Conclusion: The Tetralogical Universe of Computation
The journey through these computational correspondences reveals something even more profound than separate trilogies – it unveils what we might call a “computational tetralogy” where the classical and quantum worlds combine with their parametrized perspectives.
When we merge the classical parametrized trilogy with the quantum trilogy, we arrive at a unified framework that encompasses:
- From classical computation to classically controlled quantum computation on linear spaces of quantum states parametrized over classical data types
- From dependent intuitionistic homotopy type theory to dependent linear type theory of dependent stable homotopy types
- From locally cartesian closed (∞,1)-categories to indexed monoidal (∞,1)-categories of parametrized spectra, which in algebraic topology corresponds to twisted generalized cohomology theory
This perspective reveals computation not as isolated islands of theory, but as a connected landscape that we can traverse through systematic transformations:
We begin with the classical computational trilogy in the bottom left – the foundation connecting intuitionistic logic, programming languages, and category theory. From here, we can follow two fundamental transformations:
-
Topologize: Moving right, we enter the world of contextual computation, where the parametrized perspective takes hold. Here, types become homotopy types, logic becomes dependent, and categories give way to twisted non-abelian cohomology.
-
Quantize: From contextual computation, we can then quantize to reach classically controlled quantum computation, where dependent linear type theory and twisted generalized cohomology theory provide the mathematical foundation.
What continues to amaze me is how these transformations aren’t arbitrary – they follow deep mathematical patterns. The “topologize” operation corresponds to enriching our structures with spatial information, while the “quantize” operation introduces resource sensitivity and linear behavior.

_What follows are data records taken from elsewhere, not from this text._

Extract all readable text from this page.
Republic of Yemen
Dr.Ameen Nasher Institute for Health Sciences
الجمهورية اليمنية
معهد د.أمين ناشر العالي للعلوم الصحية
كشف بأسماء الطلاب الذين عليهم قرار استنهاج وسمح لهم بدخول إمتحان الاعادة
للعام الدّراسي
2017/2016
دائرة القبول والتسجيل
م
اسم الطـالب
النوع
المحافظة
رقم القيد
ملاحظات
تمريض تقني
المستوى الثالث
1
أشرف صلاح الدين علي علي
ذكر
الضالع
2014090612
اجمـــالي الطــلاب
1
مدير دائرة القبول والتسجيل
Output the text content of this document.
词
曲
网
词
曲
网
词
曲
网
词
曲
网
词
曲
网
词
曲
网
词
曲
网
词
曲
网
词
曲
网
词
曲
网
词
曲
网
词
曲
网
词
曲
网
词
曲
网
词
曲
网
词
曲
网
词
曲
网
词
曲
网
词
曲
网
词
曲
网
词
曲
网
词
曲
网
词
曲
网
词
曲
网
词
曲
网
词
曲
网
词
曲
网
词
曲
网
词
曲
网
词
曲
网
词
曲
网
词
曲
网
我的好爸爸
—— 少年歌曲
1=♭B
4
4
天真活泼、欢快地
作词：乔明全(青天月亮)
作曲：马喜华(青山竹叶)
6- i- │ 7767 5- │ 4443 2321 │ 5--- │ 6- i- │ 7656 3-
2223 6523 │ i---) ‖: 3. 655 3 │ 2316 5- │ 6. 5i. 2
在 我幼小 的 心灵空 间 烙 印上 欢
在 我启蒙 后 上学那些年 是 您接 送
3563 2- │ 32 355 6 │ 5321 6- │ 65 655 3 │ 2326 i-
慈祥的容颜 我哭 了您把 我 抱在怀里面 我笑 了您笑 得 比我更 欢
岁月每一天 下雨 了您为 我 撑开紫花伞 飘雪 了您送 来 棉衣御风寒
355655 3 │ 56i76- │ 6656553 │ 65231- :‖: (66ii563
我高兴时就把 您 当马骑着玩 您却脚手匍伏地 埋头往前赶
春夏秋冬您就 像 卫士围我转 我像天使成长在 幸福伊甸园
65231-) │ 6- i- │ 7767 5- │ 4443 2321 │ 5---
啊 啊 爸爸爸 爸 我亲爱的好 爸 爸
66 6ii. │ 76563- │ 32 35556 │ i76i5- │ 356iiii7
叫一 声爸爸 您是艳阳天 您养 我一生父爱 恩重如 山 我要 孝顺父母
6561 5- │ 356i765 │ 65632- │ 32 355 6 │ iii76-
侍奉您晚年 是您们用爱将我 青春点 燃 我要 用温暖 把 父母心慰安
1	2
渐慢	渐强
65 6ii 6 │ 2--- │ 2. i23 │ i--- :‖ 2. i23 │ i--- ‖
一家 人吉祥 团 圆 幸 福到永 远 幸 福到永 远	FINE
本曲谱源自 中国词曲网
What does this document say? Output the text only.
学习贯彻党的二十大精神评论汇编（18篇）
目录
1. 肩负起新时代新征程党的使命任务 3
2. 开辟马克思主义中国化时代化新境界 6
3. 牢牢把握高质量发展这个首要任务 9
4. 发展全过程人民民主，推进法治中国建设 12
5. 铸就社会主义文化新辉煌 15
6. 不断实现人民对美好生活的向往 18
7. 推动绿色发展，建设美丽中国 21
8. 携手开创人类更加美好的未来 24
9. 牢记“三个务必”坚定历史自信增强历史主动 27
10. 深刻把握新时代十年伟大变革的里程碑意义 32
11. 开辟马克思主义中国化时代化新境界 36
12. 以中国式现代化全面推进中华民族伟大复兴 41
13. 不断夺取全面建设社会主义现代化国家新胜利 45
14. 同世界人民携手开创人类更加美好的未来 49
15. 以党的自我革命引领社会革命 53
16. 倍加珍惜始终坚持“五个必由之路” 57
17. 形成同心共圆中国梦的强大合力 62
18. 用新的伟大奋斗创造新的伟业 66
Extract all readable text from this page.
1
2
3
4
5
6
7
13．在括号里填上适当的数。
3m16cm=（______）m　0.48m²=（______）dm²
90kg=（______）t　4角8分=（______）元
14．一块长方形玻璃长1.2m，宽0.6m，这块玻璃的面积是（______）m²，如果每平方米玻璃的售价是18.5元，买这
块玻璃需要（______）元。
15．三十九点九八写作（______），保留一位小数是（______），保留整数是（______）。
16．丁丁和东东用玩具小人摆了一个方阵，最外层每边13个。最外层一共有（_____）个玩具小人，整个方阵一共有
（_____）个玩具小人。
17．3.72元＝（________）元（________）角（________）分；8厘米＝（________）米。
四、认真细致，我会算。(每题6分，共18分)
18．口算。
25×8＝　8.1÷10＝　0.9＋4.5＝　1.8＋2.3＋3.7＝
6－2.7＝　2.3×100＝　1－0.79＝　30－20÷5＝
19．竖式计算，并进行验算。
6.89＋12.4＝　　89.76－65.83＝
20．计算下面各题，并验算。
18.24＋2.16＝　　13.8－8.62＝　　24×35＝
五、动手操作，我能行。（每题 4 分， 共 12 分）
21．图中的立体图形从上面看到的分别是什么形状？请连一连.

Each vertex in this tetralogy offers a unique lens for understanding computation:
- The classical trilogy excels at describing functional abstraction
- The parametrized perspective captures context-dependence
- The quantum trilogy handles resource management
- The combined “classically controlled quantum computation” framework brings everything together
I’ve come to see these connections not just as formal correspondences, but as a roadmap for the future of computation itself. As quantum computing continues to mature and topological data analysis becomes more prevalent, this unified framework will likely serve as the theoretical foundation for the next generation of programming languages and computational systems.
This tetralogy isn’t a static endpoint – it’s an invitation to explore. What happens when we apply other transformations? What about probabilistic computation, or continuous computation? Each new perspective adds another dimension to our understanding, revealing computation to be not just a tool, but a profound mathematical structure that connects the deepest ideas in mathematics, physics, and logic.
And perhaps that’s the most beautiful insight of all – that computation, in its essence, isn’t just about algorithms and machines. It’s about the fundamental structure of information and transformation, something that permeates not just computer science, but mathematics and reality itself.